Em relação a Freud, a primeira coisa que salta aos olhos é que a alavanca usada por Lacan em seu “retorno a Freud” vem de fora da psicanálise: a fim de abrir os tesouros secretos de Freud, Lacan mobilizou uma eclética série de teorias, desde a linguística de Ferdinand de Saussure, passando pela antropologia estrutural de Claude Lévi-Strauss, até um conjunto de teorias matemáticas e de filósofos como Platão, Kant, Hegel e Heidegger. Não é de admirar que a maioria dos conceitos chave não tenha uma contraparte na própria teoria de Freud: Freud nunca mencionou a tríade Imaginário, Simbólico e Real, ele nunca falou sobre o “grande Outro” como a ordem simbólica, ele fala de “ego”, não de “sujeito”. Lacan usa esses termos importados de outras disciplinas como ferramentas para operar distinções que estão já presentes implicitamente em Freud, mesmo que ele não esteja ciente delas.
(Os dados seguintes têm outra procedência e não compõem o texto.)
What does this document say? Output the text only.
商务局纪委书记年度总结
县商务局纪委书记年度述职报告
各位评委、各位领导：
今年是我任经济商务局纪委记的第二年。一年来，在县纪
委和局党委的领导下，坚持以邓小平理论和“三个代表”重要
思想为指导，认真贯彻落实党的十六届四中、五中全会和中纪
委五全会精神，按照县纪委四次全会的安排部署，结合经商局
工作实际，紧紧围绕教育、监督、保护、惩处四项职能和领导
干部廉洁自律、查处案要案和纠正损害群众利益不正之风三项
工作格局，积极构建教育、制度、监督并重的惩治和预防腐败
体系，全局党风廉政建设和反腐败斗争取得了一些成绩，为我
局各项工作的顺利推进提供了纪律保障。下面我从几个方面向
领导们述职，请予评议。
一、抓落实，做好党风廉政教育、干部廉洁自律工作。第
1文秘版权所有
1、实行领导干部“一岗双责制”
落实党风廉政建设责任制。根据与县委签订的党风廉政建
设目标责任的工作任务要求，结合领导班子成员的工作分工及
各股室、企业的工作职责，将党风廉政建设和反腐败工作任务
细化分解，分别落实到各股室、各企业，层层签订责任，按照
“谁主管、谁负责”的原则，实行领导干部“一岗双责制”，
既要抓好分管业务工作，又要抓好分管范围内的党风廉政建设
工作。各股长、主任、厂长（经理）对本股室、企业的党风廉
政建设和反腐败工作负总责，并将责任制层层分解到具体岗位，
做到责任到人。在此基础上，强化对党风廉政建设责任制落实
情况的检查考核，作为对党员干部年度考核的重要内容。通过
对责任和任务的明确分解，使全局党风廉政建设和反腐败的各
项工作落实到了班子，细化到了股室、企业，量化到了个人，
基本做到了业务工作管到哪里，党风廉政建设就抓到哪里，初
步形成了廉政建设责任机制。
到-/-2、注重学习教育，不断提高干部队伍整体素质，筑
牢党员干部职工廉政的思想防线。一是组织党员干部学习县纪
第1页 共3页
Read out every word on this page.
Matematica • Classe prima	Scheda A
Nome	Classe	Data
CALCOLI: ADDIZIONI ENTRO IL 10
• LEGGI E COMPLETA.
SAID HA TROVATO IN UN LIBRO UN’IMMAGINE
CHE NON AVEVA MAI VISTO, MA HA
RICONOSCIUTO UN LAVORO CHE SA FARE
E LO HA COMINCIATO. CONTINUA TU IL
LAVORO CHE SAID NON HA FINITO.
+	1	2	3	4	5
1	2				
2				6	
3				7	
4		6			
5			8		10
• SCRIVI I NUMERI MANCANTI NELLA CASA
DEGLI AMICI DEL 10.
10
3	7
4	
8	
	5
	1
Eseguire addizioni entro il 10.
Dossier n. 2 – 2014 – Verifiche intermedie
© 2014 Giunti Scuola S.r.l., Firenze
Por exemplo, se a psicanálise é uma ‘cura pela fala’, se ela trata disturbios patológicos com palavras apenas, ela tem que se apoiar em certa noção de discurso; a tese da Lacan é que Freud não estava ciente da noção de discurso implicada em suas próprias teoria e prática, e que nós só podemos elaborar essa noção se nos referirmos à linguística saussureana, à teoria dos atos de fala e à dialética da recognição hegeliana.
O “retorno a Freud” de Lacan forneceu um novo fundamento teórico da psicanálise com imensas consequências para a clínica analítica. Controvérsia, crise, e mesmo escândalo acompanharam Lacan por todo o seu caminho. Ele não apenas foi, em 1953, excomungado da International Psychoanalytical Association, como também suas idéias provocativas perturbaram muitos pensadores progressistas, dos marxistas críticos às feministas. Apesar de, na academia ocidental, Lacan ser usualmente visto como um pós-moderno ou desconstrucionista, ele certamente não se limita aos espaços designados por esses rótulos. Através de toda sua vida, Lacan excedeu os rótulos atribuídos a seu nome: fenomenólogo, hegeliano, heideggeriano, estruturalista, pós-estruturalista; não é de espantar, posto que a mais marcante característica de seu ensino é o autoquestionamento. 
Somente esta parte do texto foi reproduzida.